A simple cookbook to install auditd and provided rulesets. Rulesets included in the OS auditd/audit package as examples are based on 4 established standards:
- Controlled Access Protection Profile (CAPP)
- Labeled Security Protection Profile (LSPP)
- National Industrial Security Program Operating Manual (NISPOM)
- Security Technical Implementation Guides
The OS package provides the client side tools for working with the linux kernel audit framework.
Linux : any distribution in theory, but only Ubuntu and RHEL 6 have been tested.
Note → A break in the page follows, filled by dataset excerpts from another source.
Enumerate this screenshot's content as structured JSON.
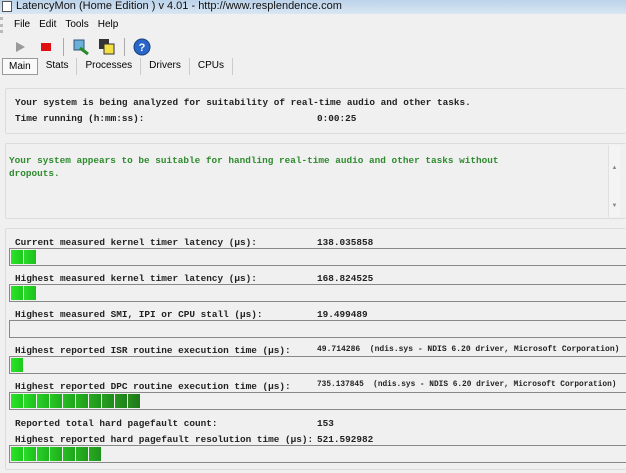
{
  "window": {
    "title": "LatencyMon  (Home Edition )  v 4.01 - http://www.resplendence.com"
  },
  "menu": [
    "File",
    "Edit",
    "Tools",
    "Help"
  ],
  "toolbar": {
    "icons": [
      "play-icon",
      "stop-icon",
      "report-icon",
      "windows-icon",
      "help-icon"
    ]
  },
  "tabs": [
    "Main",
    "Stats",
    "Processes",
    "Drivers",
    "CPUs"
  ],
  "status": {
    "analyzing": "Your system is being analyzed for suitability of real-time audio and other tasks.",
    "time_label": "Time running (h:mm:ss):",
    "time_value": "0:00:25",
    "verdict": "Your system appears to be suitable for handling real-time audio and other tasks without\ndropouts."
  },
  "colors": {
    "verdict": "#2e8b2e",
    "bar_light": "#22dd22",
    "bar_dark": "#207a20"
  },
  "metrics": [
    {
      "label": "Current measured kernel timer latency (µs):",
      "value": "138.035858",
      "blocks": 2
    },
    {
      "label": "Highest measured kernel timer latency (µs):",
      "value": "168.824525",
      "blocks": 2
    },
    {
      "label": "Highest measured SMI, IPI or CPU stall (µs):",
      "value": "19.499489",
      "blocks": 0
    },
    {
      "label": "Highest reported ISR routine execution time (µs):",
      "value": "49.714286  (ndis.sys - NDIS 6.20 driver, Microsoft Corporation)",
      "blocks": 1
    },
    {
      "label": "Highest reported DPC routine execution time (µs):",
      "value": "735.137845  (ndis.sys - NDIS 6.20 driver, Microsoft Corporation)",
      "blocks": 10
    },
    {
      "label": "Reported total hard pagefault count:",
      "value": "153"
    },
    {
      "label": "Highest reported hard pagefault resolution time (µs):",
      "value": "521.592982",
      "blocks": 7
    }
  ]
}
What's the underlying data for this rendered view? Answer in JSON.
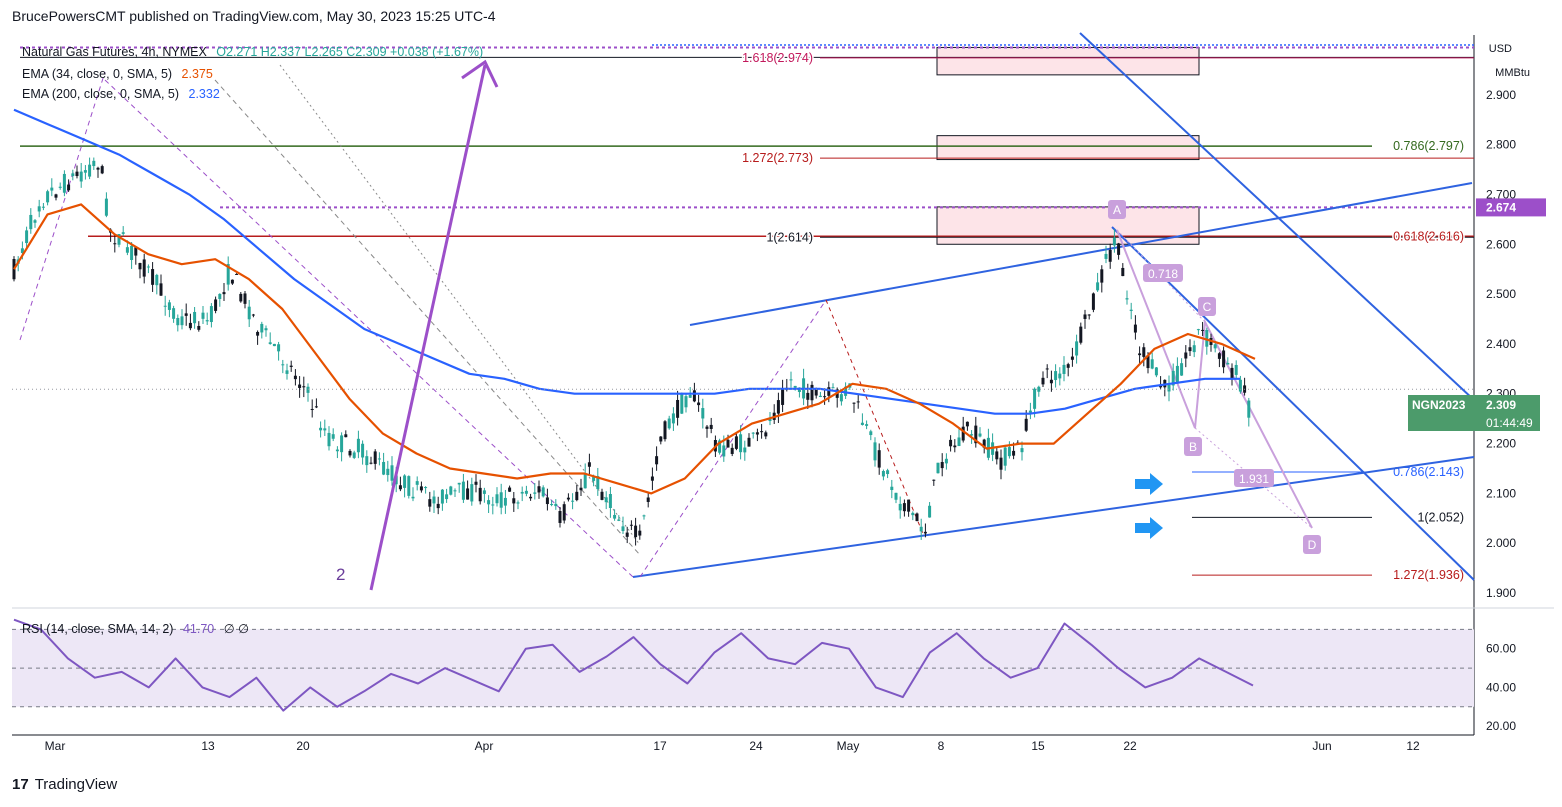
{
  "header": {
    "text": "BrucePowersCMT published on TradingView.com, May 30, 2023 15:25 UTC-4"
  },
  "legend": {
    "symbol": "Natural Gas Futures, 4h, NYMEX",
    "ohlc": "O2.271  H2.337  L2.265  C2.309  +0.038 (+1.67%)",
    "ema1": "EMA (34, close, 0, SMA, 5)",
    "ema1_value": "2.375",
    "ema2": "EMA (200, close, 0, SMA, 5)",
    "ema2_value": "2.332",
    "rsi": "RSI (14, close, SMA, 14, 2)",
    "rsi_value": "41.70",
    "rsi_extra": "∅ ∅"
  },
  "axis_unit": {
    "currency": "USD",
    "unit": "MMBtu"
  },
  "footer": {
    "brand": "TradingView",
    "logo": "17"
  },
  "price_tag": {
    "symbol": "NGN2023",
    "price": "2.309",
    "countdown": "01:44:49",
    "top_marker": "2.674"
  },
  "colors": {
    "up": "#26a69a",
    "down": "#131722",
    "ema34": "#e65100",
    "ema200": "#2962ff",
    "trend": "#2f63e0",
    "fib_red": "#b71c1c",
    "fib_green": "#33691e",
    "purple": "#9c4fc9",
    "tag_green": "#4c9b6b",
    "rsi": "#7e57c2"
  },
  "chart_data": {
    "type": "line",
    "title": "Natural Gas Futures, 4h, NYMEX",
    "x_ticks": [
      "Mar",
      "13",
      "20",
      "Apr",
      "17",
      "24",
      "May",
      "8",
      "15",
      "22",
      "Jun",
      "12"
    ],
    "y_ticks": [
      "2.900",
      "2.800",
      "2.700",
      "2.600",
      "2.500",
      "2.400",
      "2.300",
      "2.200",
      "2.100",
      "2.000",
      "1.900"
    ],
    "ylim": [
      1.87,
      3.02
    ],
    "rsi_ticks": [
      "60.00",
      "40.00",
      "20.00"
    ],
    "rsi_lim": [
      18,
      80
    ],
    "levels": [
      {
        "label": "1.618(2.974)",
        "value": 2.974,
        "color": "#c2185b"
      },
      {
        "label": "1.272(2.773)",
        "value": 2.773,
        "color": "#b71c1c"
      },
      {
        "label": "1(2.614)",
        "value": 2.614,
        "color": "#131722"
      },
      {
        "label": "0.786(2.797)",
        "value": 2.797,
        "color": "#33691e"
      },
      {
        "label": "0.618(2.616)",
        "value": 2.616,
        "color": "#b71c1c"
      },
      {
        "label": "0.786(2.143)",
        "value": 2.143,
        "color": "#2962ff"
      },
      {
        "label": "1(2.052)",
        "value": 2.052,
        "color": "#131722"
      },
      {
        "label": "1.272(1.936)",
        "value": 1.936,
        "color": "#b71c1c"
      }
    ],
    "pattern_points": [
      "A",
      "B",
      "C",
      "D"
    ],
    "pattern_ratios": [
      "0.718",
      "1.931"
    ],
    "wave_label": "2",
    "ema34": [
      2.55,
      2.66,
      2.68,
      2.62,
      2.58,
      2.56,
      2.57,
      2.53,
      2.47,
      2.38,
      2.29,
      2.22,
      2.18,
      2.15,
      2.14,
      2.13,
      2.14,
      2.14,
      2.12,
      2.1,
      2.13,
      2.2,
      2.24,
      2.26,
      2.28,
      2.32,
      2.31,
      2.28,
      2.24,
      2.19,
      2.2,
      2.2,
      2.26,
      2.32,
      2.39,
      2.42,
      2.4,
      2.37
    ],
    "ema200": [
      2.87,
      2.84,
      2.81,
      2.78,
      2.74,
      2.7,
      2.65,
      2.59,
      2.53,
      2.48,
      2.43,
      2.4,
      2.37,
      2.34,
      2.33,
      2.31,
      2.3,
      2.3,
      2.3,
      2.3,
      2.3,
      2.31,
      2.31,
      2.31,
      2.3,
      2.29,
      2.28,
      2.27,
      2.26,
      2.26,
      2.27,
      2.29,
      2.31,
      2.32,
      2.33,
      2.33
    ],
    "rsi": [
      75,
      70,
      55,
      45,
      48,
      40,
      55,
      40,
      35,
      45,
      28,
      40,
      30,
      38,
      47,
      42,
      50,
      44,
      38,
      60,
      62,
      48,
      56,
      66,
      52,
      42,
      58,
      68,
      55,
      52,
      63,
      60,
      40,
      35,
      58,
      68,
      55,
      45,
      50,
      73,
      62,
      50,
      40,
      45,
      55,
      48,
      41
    ]
  }
}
- node['auditd']['ruleset'] - ruleset to use, either "default" (the default if
unset) or one of the provided examples
- NOTE: When using this recipe on RHEL systems, you're restricted to the "default" or "cis" rulesets, as RHEL uses version-specific paths for the .rules which we can't programatically determine at this time.
- node['auditd']['backlog'] - backlog size, default is 320 should be larger for busy systems
If you're using one of the default rulesets set the correct attribute based on the ruleset desired, one of:
- "capp" : Controlled Access Protection Profile
- "lspp" : Labeled Security Protection Profile
- "nispom" : National Industrial Security Program Operating Manual (NISPOM)
- "stig" : Security Technical Implementation Guides
- "cis" : Center for Internet Security auditd recommendations
recipe[auditd::rules] in your run list. You can also set
node['auditd']['ruleset'] to the name of a custom rule
template to be used instead of one of the default rules.
If you are using the recipe from a wrapper cookbook, include the
recipe[auditd] to setup the service and use the
auditd_ruleset resource to place your custom rule template.
Ideally the auditd_ruleset resource could make use of a data bag search to build the data driven ruleset
Make builtins an array attribute to allow user updates without cookbook release.